Opinion

Climatoscepticisme et «collapsologie», deux faces d’une même médaille?

OPINION. La «collapsologie» est le dernier avatar du syndrome de la vache qui regarde passer les trains, au risque de se faire écraser…, écrit l’expert en développement durable René Longet. Or, face à la crise environnementale, les recettes sont connues. Il ne reste qu’à passer à l’action

Au moment où une partie de la jeunesse descend dans la rue pour défendre son droit à la vie, d’autres secteurs de l’opinion semblent passer sans transition du climatoscepticisme à la «collapsologie». Pas si étonnant, car cela ressemble fort à deux faces de la même médaille. Certes, l’analyse plus précise de l’«effondrement» attendu peut nous aider à lui préférer une remise en question de nos façons de vivre. Mais ce peut aussi être le dernier (?) avatar du syndrome de la vache qui regarde passer les trains, au risque de se faire écraser…
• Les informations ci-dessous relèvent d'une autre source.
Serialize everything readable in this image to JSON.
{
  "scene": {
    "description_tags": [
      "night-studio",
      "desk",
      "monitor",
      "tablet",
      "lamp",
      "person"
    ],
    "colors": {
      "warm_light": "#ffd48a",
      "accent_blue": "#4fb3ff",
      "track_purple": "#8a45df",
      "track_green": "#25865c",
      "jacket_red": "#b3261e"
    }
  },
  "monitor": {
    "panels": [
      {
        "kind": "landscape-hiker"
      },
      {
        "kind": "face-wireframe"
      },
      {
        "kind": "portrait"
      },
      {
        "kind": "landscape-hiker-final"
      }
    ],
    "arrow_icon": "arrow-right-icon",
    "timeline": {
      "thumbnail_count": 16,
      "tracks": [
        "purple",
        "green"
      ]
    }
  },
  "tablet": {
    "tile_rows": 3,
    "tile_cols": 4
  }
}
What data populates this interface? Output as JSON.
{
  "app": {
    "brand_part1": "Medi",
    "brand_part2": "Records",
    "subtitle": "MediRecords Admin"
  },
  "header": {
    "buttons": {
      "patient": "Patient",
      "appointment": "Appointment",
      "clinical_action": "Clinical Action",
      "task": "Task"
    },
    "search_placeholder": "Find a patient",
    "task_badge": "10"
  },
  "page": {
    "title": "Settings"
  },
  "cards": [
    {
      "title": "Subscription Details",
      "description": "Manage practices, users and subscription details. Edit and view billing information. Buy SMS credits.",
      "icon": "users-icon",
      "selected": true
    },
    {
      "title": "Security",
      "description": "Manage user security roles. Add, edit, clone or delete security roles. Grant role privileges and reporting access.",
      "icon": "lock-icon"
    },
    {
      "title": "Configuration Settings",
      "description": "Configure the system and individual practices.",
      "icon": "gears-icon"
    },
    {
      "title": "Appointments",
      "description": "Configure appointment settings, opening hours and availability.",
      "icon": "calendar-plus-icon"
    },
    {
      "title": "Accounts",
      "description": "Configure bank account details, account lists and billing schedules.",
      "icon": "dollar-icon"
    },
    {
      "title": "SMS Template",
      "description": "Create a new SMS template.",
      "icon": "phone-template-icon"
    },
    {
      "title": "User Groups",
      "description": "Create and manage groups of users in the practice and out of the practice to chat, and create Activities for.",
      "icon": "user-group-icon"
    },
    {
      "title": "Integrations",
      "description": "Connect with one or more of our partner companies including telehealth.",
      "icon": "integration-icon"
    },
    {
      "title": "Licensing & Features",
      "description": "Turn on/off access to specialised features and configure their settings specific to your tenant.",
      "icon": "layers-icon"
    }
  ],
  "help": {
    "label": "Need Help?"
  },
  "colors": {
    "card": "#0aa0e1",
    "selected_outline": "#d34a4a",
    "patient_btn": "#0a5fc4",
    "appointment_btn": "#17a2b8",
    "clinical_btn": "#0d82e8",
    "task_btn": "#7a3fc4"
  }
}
Toutes les analyses convergent* sur les changements de cap nécessaires, et les jeunes s’y disent prêts et avec eux les nombreuses collectivités engagées sur le chemin de la sobriété énergétique à travers leur engagement en tant que Cités de l’énergie. Elles visent la «société à 2000 Watts»**, ce modèle développé par l’EPFZ qui consiste à diviser par trois la consommation d’énergie sur le territoire et à en assumer les trois quarts par les énergies renouvelables. Dans la foulée, il s’agira aussi d’aller vers l’économie circulaire, la promotion de la biodiversité, l’agro-écologie, une nouvelle approche de la mobilité, bref un mode de vie non seulement plus sain, mais qui cesse de nous enfermer dans le «toujours plus» et le «prêt-à-jeter».